Esta “forma de comunidad”, esta “vida colectiva”, esta “posibilidad de subversión” hay que segregarla del cuerpo sano de la sociedad para evitar el riesgo de contagio e infección: depurar, filtrar, separar cuidadosamente al judío del resto de la comunidad, separar al judío de lo humano mismo. Para ello se aplica sobre él la “imagen de enemigo”:2 se disparata sobre su voluntad y capacidad de hacer daño, su figura se vacía completamente de humanidad, hasta que no es más que el “piojo” que podemos borrar de un plumazo deportándolo a un campo.
Lo que escapa, lo que se desvía, lo que vagabundea, lo que resiste, lo que acampa sin permiso, recibe en el libro de Glucksmann el nombre de “plebe”. Lo judío es un nombre de la plebe.

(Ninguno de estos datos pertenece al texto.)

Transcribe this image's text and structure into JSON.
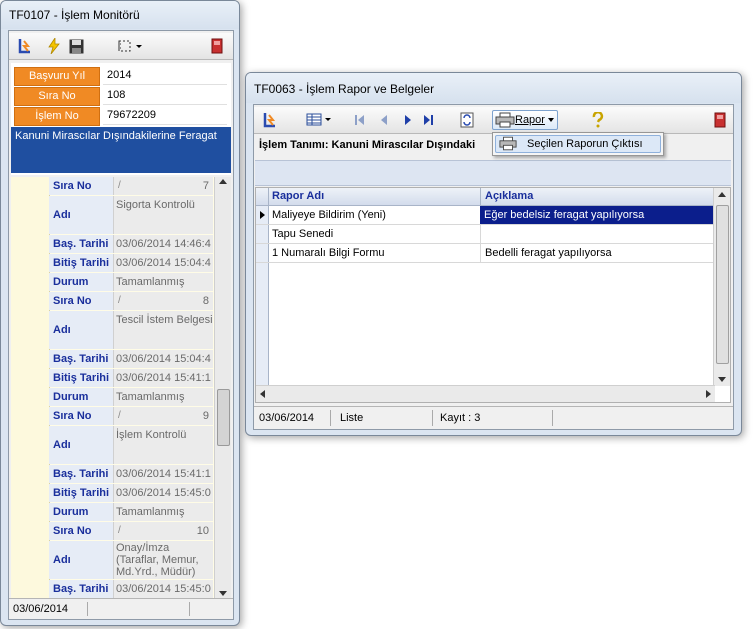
{
  "win1": {
    "title": "TF0107 - İşlem Monitörü",
    "fields": [
      {
        "label": "Başvuru Yıl",
        "value": "2014"
      },
      {
        "label": "Sıra No",
        "value": "108"
      },
      {
        "label": "İşlem No",
        "value": "79672209"
      }
    ],
    "banner": "Kanuni Mirascılar Dışındakilerine Feragat",
    "row_labels": {
      "sira": "Sıra No",
      "adi": "Adı",
      "bas": "Baş. Tarihi",
      "bitis": "Bitiş Tarihi",
      "durum": "Durum"
    },
    "sort_glyph": "/",
    "records": [
      {
        "num": "7",
        "adi": "Sigorta Kontrolü",
        "bas": "03/06/2014 14:46:4",
        "bitis": "03/06/2014 15:04:4",
        "durum": "Tamamlanmış"
      },
      {
        "num": "8",
        "adi": "Tescil İstem Belgesi",
        "bas": "03/06/2014 15:04:4",
        "bitis": "03/06/2014 15:41:1",
        "durum": "Tamamlanmış"
      },
      {
        "num": "9",
        "adi": "İşlem Kontrolü",
        "bas": "03/06/2014 15:41:1",
        "bitis": "03/06/2014 15:45:0",
        "durum": "Tamamlanmış"
      },
      {
        "num": "10",
        "adi_lines": [
          "Onay/İmza",
          "(Taraflar, Memur,",
          "Md.Yrd., Müdür)"
        ],
        "bas": "03/06/2014 15:45:0"
      }
    ],
    "status_date": "03/06/2014"
  },
  "win2": {
    "title": "TF0063 - İşlem Rapor ve Belgeler",
    "rapor_label": "Rapor",
    "menu_item": "Seçilen Raporun Çıktısı",
    "islem_tanimi": "İşlem Tanımı: Kanuni Mirascılar Dışındaki",
    "columns": [
      "Rapor Adı",
      "Açıklama"
    ],
    "rows": [
      {
        "name": "Maliyeye Bildirim (Yeni)",
        "desc": "Eğer bedelsiz feragat yapılıyorsa"
      },
      {
        "name": "Tapu Senedi",
        "desc": ""
      },
      {
        "name": "1 Numaralı Bilgi Formu",
        "desc": "Bedelli feragat yapılıyorsa"
      }
    ],
    "status": {
      "date": "03/06/2014",
      "mode": "Liste",
      "count": "Kayıt : 3"
    }
  },
  "colors": {
    "accent_orange": "#f08a24",
    "banner_blue": "#1f4fa0",
    "selected_row": "#0b1e8c",
    "label_blue": "#1a2f9c"
  }
}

 Pedro F. Miret. 1958. Archivo Miret

2. Hay plebe en todas las clases

Al mismo tiempo que Glucksmann y en sintonía con él, Michel Foucault propone también la figura de “la plebe”3 para dar cuenta de “lo otro” del poder y la política, en discusión con el marxismo, la lógica dialéctica y la noción del proletariado como “sujeto histórico”.
Mientras que en la lógica formal dialéctica los elementos en juego aparecen totalizados en la unidad abstracta de la “contradicción”, que asigna a cada agente-sujeto posición e identidad en una conflictualidad determinada de antemano (clase-lucha de clases, proletariado-negatividad), la noción de plebe nos permite pensar de forma radicalmente distinta tanto la lucha como lo que lucha.4
En primer lugar, la plebe no es una realidad sociológica: ni un grupo, ni una colección de individuos determinada, ni un sector objetivable, sino más bien una falla que atraviesa las identidades dadas en zigzag.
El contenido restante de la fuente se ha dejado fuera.